The development of solid-phase peptide synthesis (SPPS) in the early 1950s made peptides more practical for a wide range of applications and led to the current worldwide industry of peptide-based therapeutics. The key advantage of SPPS is that it retains the chemistry that takes place in solution but adds a step that links the nascent peptide chain to a macroscopically insoluble solvent-swollen resin support. This allows the chain to be reacted with other amino acid derivatives without having to isolate and elute the product from each reaction. It also circumvents the comparatively time-consuming cleavage of the peptide from the resin after each synthesis cycle.
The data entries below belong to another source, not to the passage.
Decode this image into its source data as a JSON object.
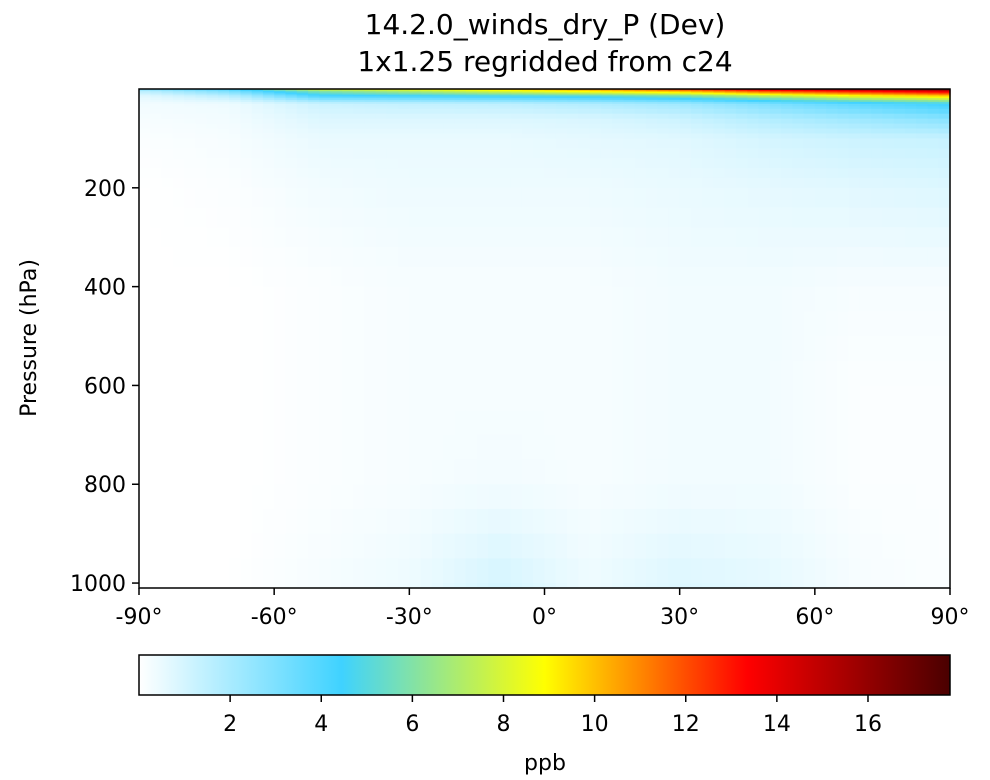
{
  "chart_data": {
    "type": "heatmap",
    "title": "14.2.0_winds_dry_P (Dev)",
    "subtitle": "1x1.25 regridded from c24",
    "xlabel": "",
    "ylabel": "Pressure (hPa)",
    "x_axis": {
      "range": [
        -90,
        90
      ],
      "ticks": [
        -90,
        -60,
        -30,
        0,
        30,
        60,
        90
      ],
      "tick_labels": [
        "-90°",
        "-60°",
        "-30°",
        "0°",
        "30°",
        "60°",
        "90°"
      ]
    },
    "y_axis": {
      "range": [
        1010,
        0
      ],
      "inverted": true,
      "ticks": [
        200,
        400,
        600,
        800,
        1000
      ],
      "tick_labels": [
        "200",
        "400",
        "600",
        "800",
        "1000"
      ]
    },
    "colorbar": {
      "label": "ppb",
      "range": [
        0,
        17.8
      ],
      "ticks": [
        2,
        4,
        6,
        8,
        10,
        12,
        14,
        16
      ],
      "tick_labels": [
        "2",
        "4",
        "6",
        "8",
        "10",
        "12",
        "14",
        "16"
      ],
      "colormap": [
        "#ffffff",
        "#3fd2ff",
        "#ffff00",
        "#ff0000",
        "#4a0000"
      ]
    },
    "field_profiles": [
      {
        "lat": -90,
        "pressure": [
          0,
          5,
          15,
          30,
          60,
          100,
          200,
          400,
          600,
          800,
          1000
        ],
        "value": [
          3.0,
          1.5,
          0.6,
          0.3,
          0.2,
          0.1,
          0.0,
          0.0,
          0.0,
          0.0,
          0.0
        ]
      },
      {
        "lat": -70,
        "pressure": [
          0,
          5,
          15,
          30,
          60,
          100,
          200,
          400,
          600,
          800,
          1000
        ],
        "value": [
          4.2,
          3.0,
          1.5,
          0.4,
          0.3,
          0.2,
          0.1,
          0.0,
          0.0,
          0.0,
          0.0
        ]
      },
      {
        "lat": -50,
        "pressure": [
          0,
          5,
          15,
          30,
          60,
          100,
          200,
          400,
          600,
          800,
          1000
        ],
        "value": [
          8.5,
          6.0,
          4.0,
          1.2,
          0.8,
          0.5,
          0.3,
          0.1,
          0.1,
          0.1,
          0.2
        ]
      },
      {
        "lat": -30,
        "pressure": [
          0,
          5,
          15,
          30,
          60,
          100,
          200,
          400,
          600,
          800,
          1000
        ],
        "value": [
          9.0,
          7.0,
          4.2,
          1.4,
          0.8,
          0.5,
          0.4,
          0.2,
          0.2,
          0.2,
          0.4
        ]
      },
      {
        "lat": -10,
        "pressure": [
          0,
          5,
          15,
          30,
          60,
          100,
          200,
          400,
          600,
          800,
          1000
        ],
        "value": [
          10.0,
          8.0,
          4.5,
          1.5,
          0.8,
          0.5,
          0.4,
          0.2,
          0.2,
          0.3,
          1.0
        ]
      },
      {
        "lat": 10,
        "pressure": [
          0,
          5,
          15,
          30,
          60,
          100,
          200,
          400,
          600,
          800,
          1000
        ],
        "value": [
          11.0,
          9.0,
          4.8,
          1.8,
          0.9,
          0.6,
          0.4,
          0.2,
          0.2,
          0.2,
          0.4
        ]
      },
      {
        "lat": 30,
        "pressure": [
          0,
          5,
          15,
          30,
          60,
          100,
          200,
          400,
          600,
          800,
          1000
        ],
        "value": [
          13.0,
          10.0,
          5.5,
          2.2,
          1.2,
          0.7,
          0.5,
          0.3,
          0.3,
          0.3,
          0.8
        ]
      },
      {
        "lat": 50,
        "pressure": [
          0,
          5,
          15,
          30,
          60,
          100,
          200,
          400,
          600,
          800,
          1000
        ],
        "value": [
          15.0,
          12.0,
          7.0,
          3.0,
          1.8,
          1.0,
          0.6,
          0.3,
          0.3,
          0.3,
          0.6
        ]
      },
      {
        "lat": 70,
        "pressure": [
          0,
          5,
          15,
          30,
          60,
          100,
          200,
          400,
          600,
          800,
          1000
        ],
        "value": [
          16.5,
          13.0,
          8.5,
          3.8,
          2.3,
          1.2,
          0.7,
          0.2,
          0.1,
          0.1,
          0.2
        ]
      },
      {
        "lat": 90,
        "pressure": [
          0,
          5,
          15,
          30,
          60,
          100,
          200,
          400,
          600,
          800,
          1000
        ],
        "value": [
          17.5,
          14.0,
          9.5,
          4.5,
          2.8,
          1.3,
          0.8,
          0.2,
          0.1,
          0.1,
          0.1
        ]
      }
    ],
    "grid": false
  }
}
This is a rapid and efficient method, with the advantage that it provides greater control over the structure of the final peptide compared to conventional solution-phase methods. The resulting products are highly purified and can be delivered as crude or lyophilized powders.
Successful peptide synthesis depends on the selection of the solid support, linker (between the solid support and the synthesized peptide), appropriately protected amino acids, coupling methodology and a protocol for cleaving the peptide from the solid support. It is essential to ensure that the peptide has been characterized by liquid chromatography-mass spectrometry to identify any contaminants that may adversely affect its clinical efficacy and safety. These impurities can originate from the starting materials, manufacturing process or storage conditions and can be difficult to control.